In den 1920er und 1930er Jahren war Kubašec als Lehrerin tätig und engagierte sich aktiv in der Maćica Serbska, der sorbischen wissenschaftlichen Gesellschaft. Sie veröffentlichte zahlreiche Texte in sorbischer Sprache und setzte sich vehement für die Gleichstellung von Frauen innerhalb der sorbischen Gemeinschaft ein.

Ihr bekanntestes Werk, der Roman „Wusadny“, behandelt die Konflikte zwischen sorbischer Tradition und der deutschen Mehrheitsgesellschaft. Mit diesem Buch wurde sie zur Stimme einer Generation, die zwischen Anpassung an die dominante Kultur und kultureller Selbstbehauptung hin- und hergerissen war.

Nach dem Zweiten Weltkrieg wurde Kubašec zunächst als Kulturschaffende in der DDR anerkannt. Ihre Werke erfuhren Förderung, und sie wurde mit mehreren Auszeichnungen geehrt. Mit zunehmender ideologischer Kontrolle durch die SED geriet sie jedoch ins Visier der Staatssicherheit.

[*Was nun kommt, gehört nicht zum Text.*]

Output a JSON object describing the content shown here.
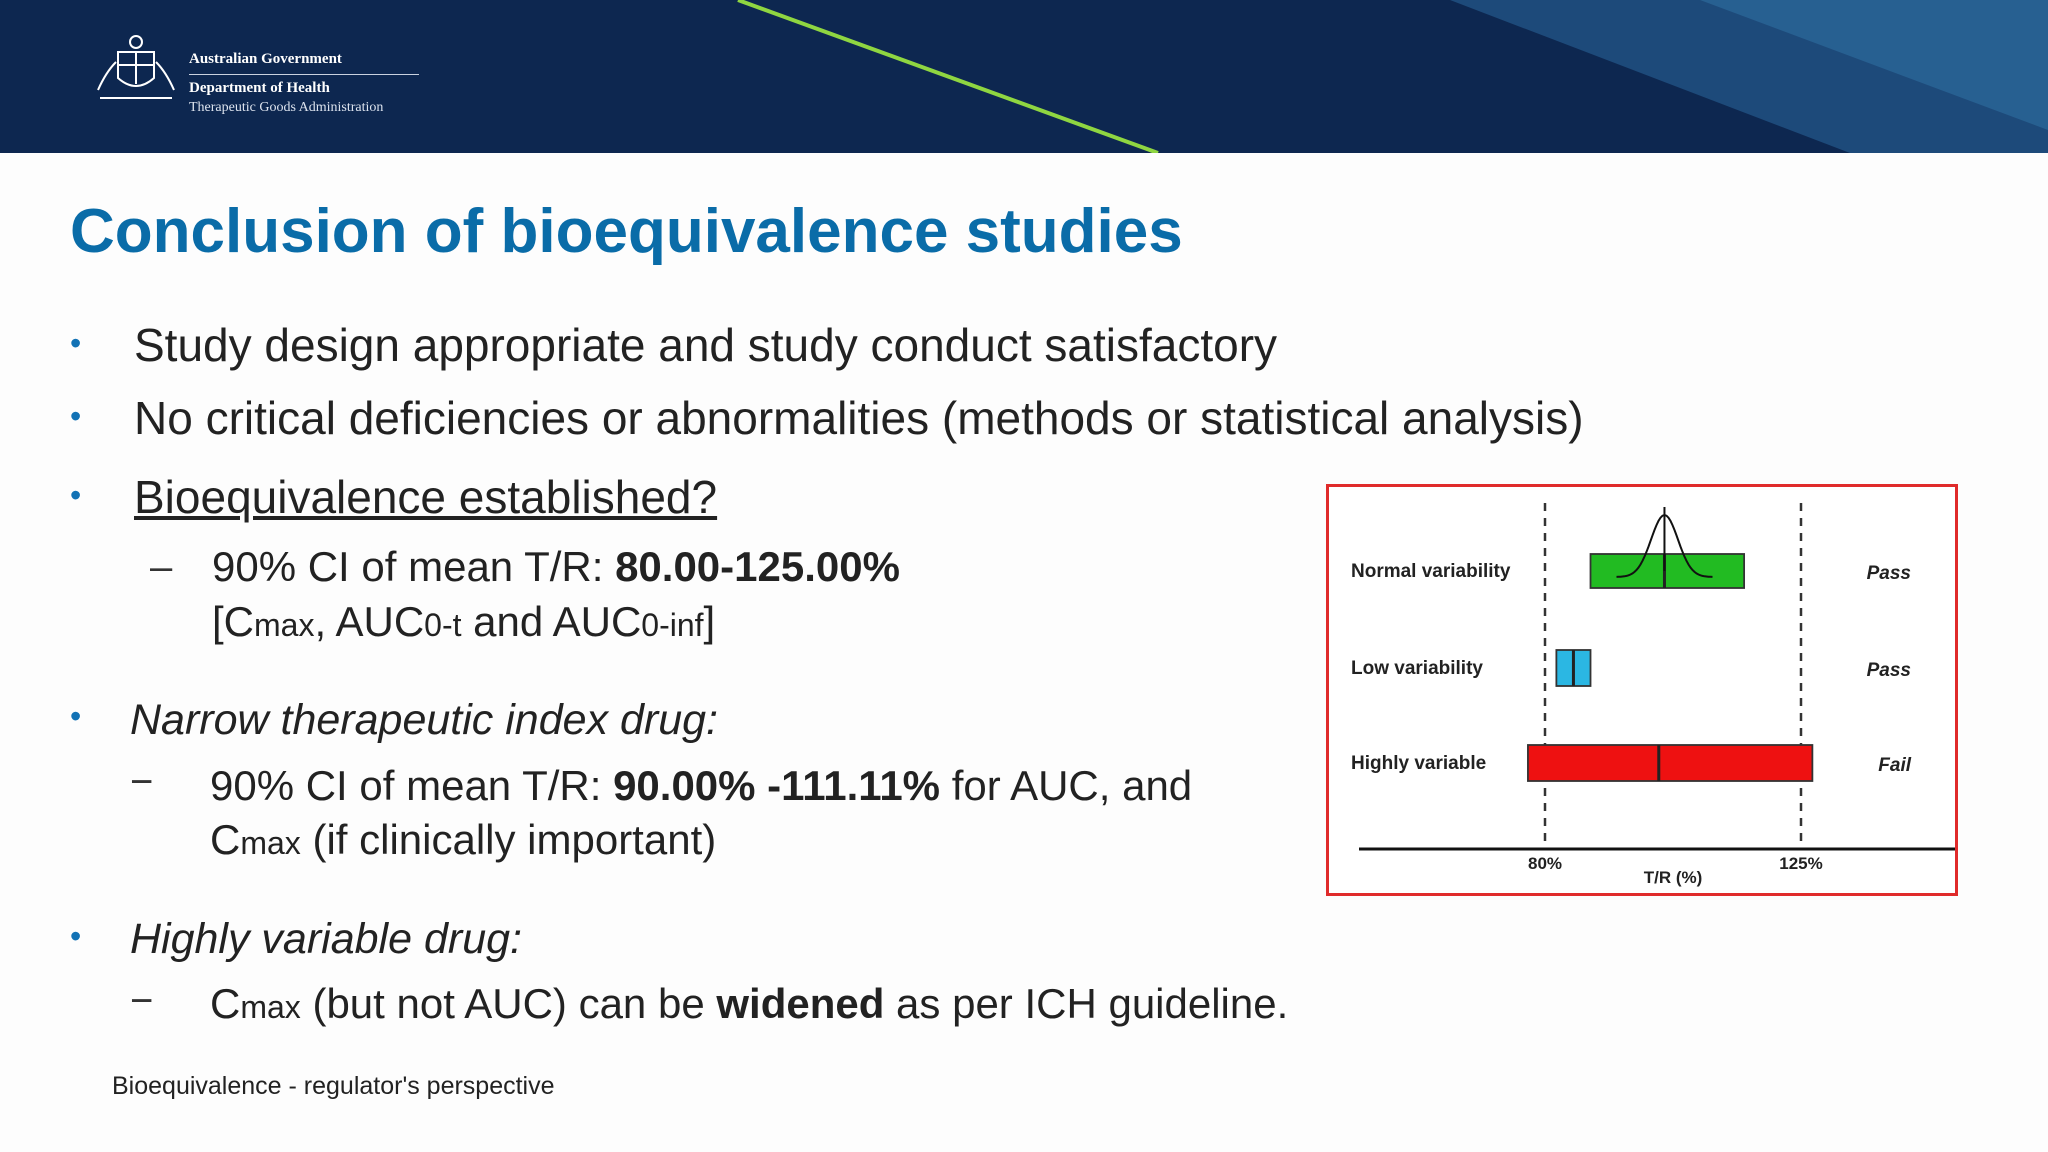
{
  "header": {
    "gov": "Australian Government",
    "dept": "Department of Health",
    "agency": "Therapeutic Goods Administration"
  },
  "title": "Conclusion of bioequivalence studies",
  "bullets": {
    "b1": "Study design appropriate and study conduct satisfactory",
    "b2": "No critical deficiencies or abnormalities (methods or statistical analysis)",
    "b3": "Bioequivalence established?",
    "b3_sub": {
      "prefix": "90% CI of mean T/R: ",
      "range": "80.00-125.00%",
      "l2_open": "[C",
      "l2_max": "max",
      "l2_mid": ", AUC",
      "l2_0t": "0-t",
      "l2_and": " and AUC",
      "l2_0inf": "0-inf",
      "l2_close": "]"
    },
    "b4": "Narrow therapeutic index drug:",
    "b4_sub": {
      "prefix": "90% CI of mean T/R: ",
      "range": "90.00% -111.11%",
      "suffix": " for AUC, and",
      "l2_c": "C",
      "l2_max": "max",
      "l2_rest": " (if clinically important)"
    },
    "b5": "Highly variable drug:",
    "b5_sub": {
      "c": "C",
      "max": "max",
      "mid": " (but not AUC) can be ",
      "bold": "widened",
      "end": " as per ICH guideline."
    }
  },
  "footer": "Bioequivalence - regulator's perspective",
  "chart_data": {
    "type": "interval",
    "xlabel": "T/R (%)",
    "x_ticks": [
      "80%",
      "125%"
    ],
    "reference_lines": [
      80,
      125
    ],
    "series": [
      {
        "label": "Normal variability",
        "low": 88,
        "point": 101,
        "high": 115,
        "result": "Pass",
        "color": "#22bb22"
      },
      {
        "label": "Low variability",
        "low": 82,
        "point": 85,
        "high": 88,
        "result": "Pass",
        "color": "#2bb7e3"
      },
      {
        "label": "Highly variable",
        "low": 77,
        "point": 100,
        "high": 127,
        "result": "Fail",
        "color": "#ee1111"
      }
    ]
  }
}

Die Stasi bewertete ihre literarischen Arbeiten als „potenziell nationalistisch“ und „linieabweichend“. Besonders ihre Betonung der sorbischen Eigenständigkeit sowie ihre kritische Haltung gegenüber der staatlichen Gleichschaltung der Domowina führten zu ihrer Beobachtung. Gegen sie wurde eine Operative Personenkontrolle (OPK) eingeleitet.

In ihrem Umfeld wurden Inoffizielle Mitarbeiter (IMs) eingesetzt, darunter ehemalige Kollegen und Mitglieder der Maćica Serbska. Ihre Korrespondenz wurde überwacht, Manuskripte beschlagnahmt sowie Veröffentlichungen verzögert oder zensiert.

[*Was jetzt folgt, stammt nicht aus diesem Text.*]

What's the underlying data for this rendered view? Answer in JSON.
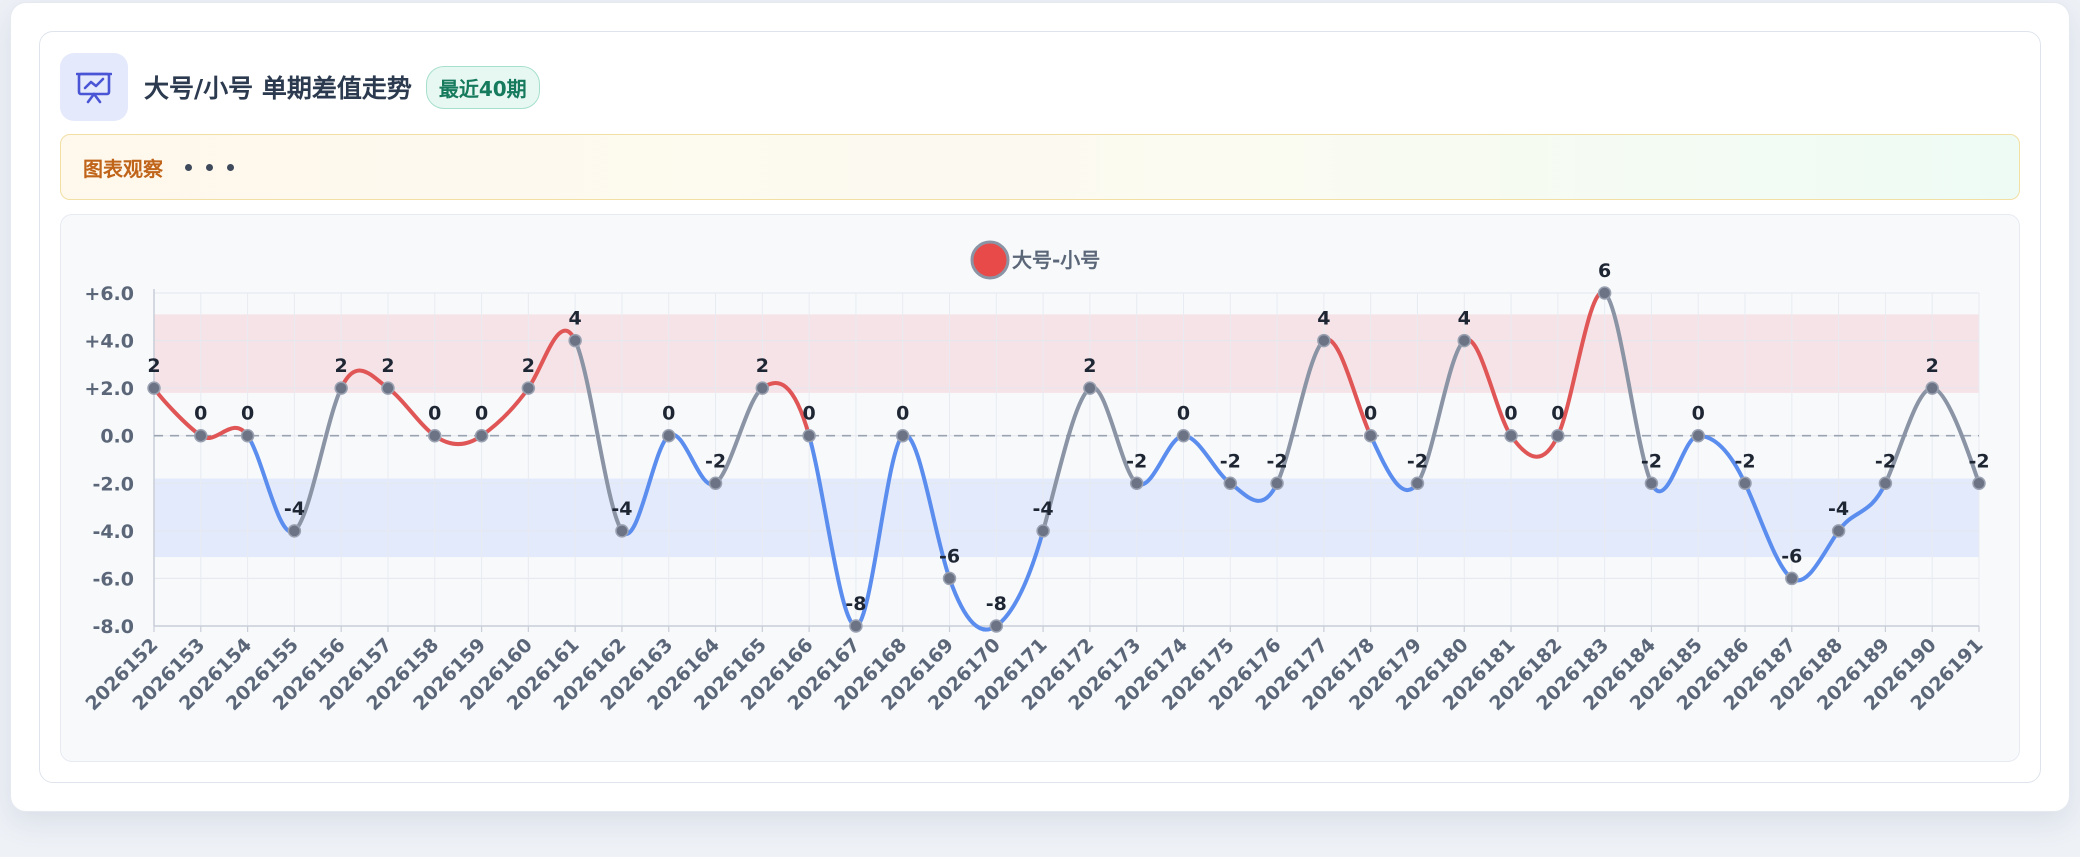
{
  "header": {
    "title": "大号/小号 单期差值走势",
    "badge": "最近40期"
  },
  "observation": {
    "label": "图表观察"
  },
  "colors": {
    "positive": "#e05656",
    "negative": "#5b8def",
    "neutral": "#8a94a5",
    "point": "#6b7385",
    "band_positive": "#f6dfe3",
    "band_negative": "#dfe8fa"
  },
  "chart_data": {
    "type": "line",
    "legend": "大号-小号",
    "legend_position": "top-center",
    "categories": [
      "2026152",
      "2026153",
      "2026154",
      "2026155",
      "2026156",
      "2026157",
      "2026158",
      "2026159",
      "2026160",
      "2026161",
      "2026162",
      "2026163",
      "2026164",
      "2026165",
      "2026166",
      "2026167",
      "2026168",
      "2026169",
      "2026170",
      "2026171",
      "2026172",
      "2026173",
      "2026174",
      "2026175",
      "2026176",
      "2026177",
      "2026178",
      "2026179",
      "2026180",
      "2026181",
      "2026182",
      "2026183",
      "2026184",
      "2026185",
      "2026186",
      "2026187",
      "2026188",
      "2026189",
      "2026190",
      "2026191"
    ],
    "values": [
      2,
      0,
      0,
      -4,
      2,
      2,
      0,
      0,
      2,
      4,
      -4,
      0,
      -2,
      2,
      0,
      -8,
      0,
      -6,
      -8,
      -4,
      2,
      -2,
      0,
      -2,
      -2,
      4,
      0,
      -2,
      4,
      0,
      0,
      6,
      -2,
      0,
      -2,
      -6,
      -4,
      -2,
      2,
      -2
    ],
    "ylim": [
      -8,
      6
    ],
    "yticks": [
      "+6.0",
      "+4.0",
      "+2.0",
      "0.0",
      "-2.0",
      "-4.0",
      "-6.0",
      "-8.0"
    ],
    "bands": [
      {
        "from": 1.8,
        "to": 5.1,
        "kind": "positive"
      },
      {
        "from": -5.1,
        "to": -1.8,
        "kind": "negative"
      }
    ],
    "zero_line": "dashed",
    "grid": true
  }
}
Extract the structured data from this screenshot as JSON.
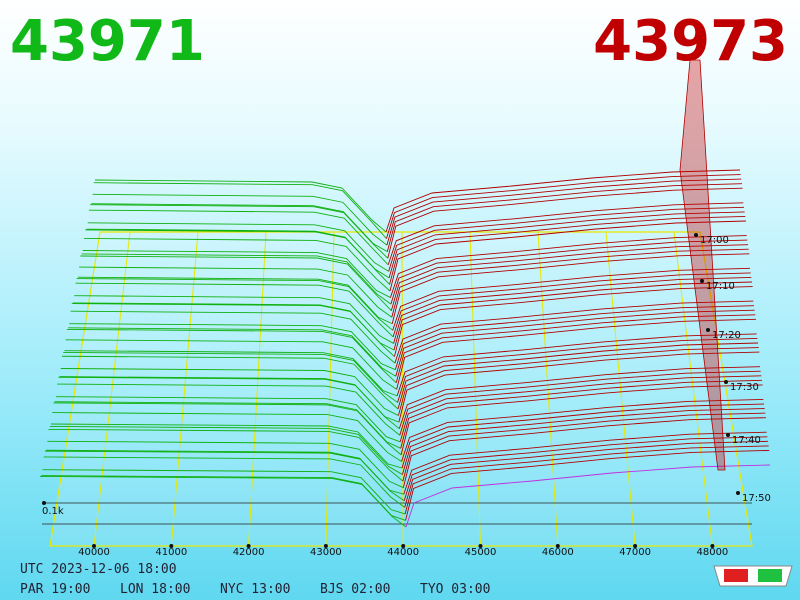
{
  "header": {
    "bid": "43971",
    "ask": "43973"
  },
  "price_axis": {
    "ticks": [
      "40000",
      "41000",
      "42000",
      "43000",
      "44000",
      "45000",
      "46000",
      "47000",
      "48000"
    ]
  },
  "time_axis": {
    "ticks": [
      "17:00",
      "17:10",
      "17:20",
      "17:30",
      "17:40",
      "17:50"
    ]
  },
  "depth_label": "0.1k",
  "footer": {
    "utc": "UTC 2023-12-06 18:00",
    "zones": [
      "PAR 19:00",
      "LON 18:00",
      "NYC 13:00",
      "BJS 02:00",
      "TYO 03:00"
    ]
  }
}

Kubašec reagierte nicht mit offener Konfrontation, sondern zeigte subtilen Widerstand. Sie schrieb weiterhin – häufig unter Pseudonym – und veröffentlichte Texte, die zwischen den Zeilen Kritik an der DDR-Politik übten. Im privaten Kreis las sie unveröffentlichte Manuskripte vor und unterstützte junge sorbische Autoren, die sich nicht dem offiziellen Kulturkanon unterwerfen wollten.

Ihre Wohnung in Bautzen entwickelte sich zu einem Treffpunkt für Intellektuelle, Künstler und Dissidenten. Trotz ständiger Überwachung blieb sie eine Mentorin und kulturelle Autorität.

Nach 1989 erfolgte eine Neubewertung von Kubašecs Rolle. Ihre Stasi-Akte offenbarte das Ausmaß der Überwachung sowie die Versuche, sie zu isolieren. Viele ihrer Werke wurden neu herausgegeben, und sie erhielt posthum zahlreiche Ehrungen.

Insbesondere ihr Einsatz für die sorbische Frauenbildung sowie ihre literarische Auseinandersetzung mit Fragen von Identität, Sprache und Macht gelten heute als richtungsweisend. Sie avancierte zur Symbolfigur für kulturellen Widerstand – nicht durch lauten Protest, sondern durch stille Beharrlichkeit.

Marja Kubašec verstarb 1976, doch ihr Vermächtnis lebt fort. Schulen, Bibliotheken und Kulturzentren in der Lausitz tragen heute ihren Namen. Ihre Werke sind fester Bestandteil des sorbischen Literaturkanons, und ihre Lebensgeschichte wird in Bildungsprojekten sowie Ausstellungen vermittelt.

Ihr Leben zeigt exemplarisch, dass kulturelle Selbstbehauptung auch unter repressiven Bedingungen möglich ist – durch Bildung, Sprache und Gemeinschaft. Sie steht für eine Generation, die sich nicht vereinnahmen ließ und ihre Identität bewahrte.

Die Biografie von Marja Kubašec ist ein eindrucksvolles Beispiel für leisen Widerstand gegen staatliche Repression. Als Schriftstellerin und Pädagogin setzte sie sich unermüdlich für die sorbische Kultur ein – auch als die Stasi versuchte, sie zum Schweigen zu bringen. Ihr Wirken mahnt eindringlich zur Wertschätzung kultureller Vielfalt sowie zur Bedeutung historischer Aufarbeitung – und zeigt zugleich den Mut auf, in schwierigen Zeiten die eigene Stimme zu bewahren.

 


Lausitzer Persönlichkeiten sind Personen, die in der Lausitz geboren wurden oder sich für die Lausitzregion engagiert haben.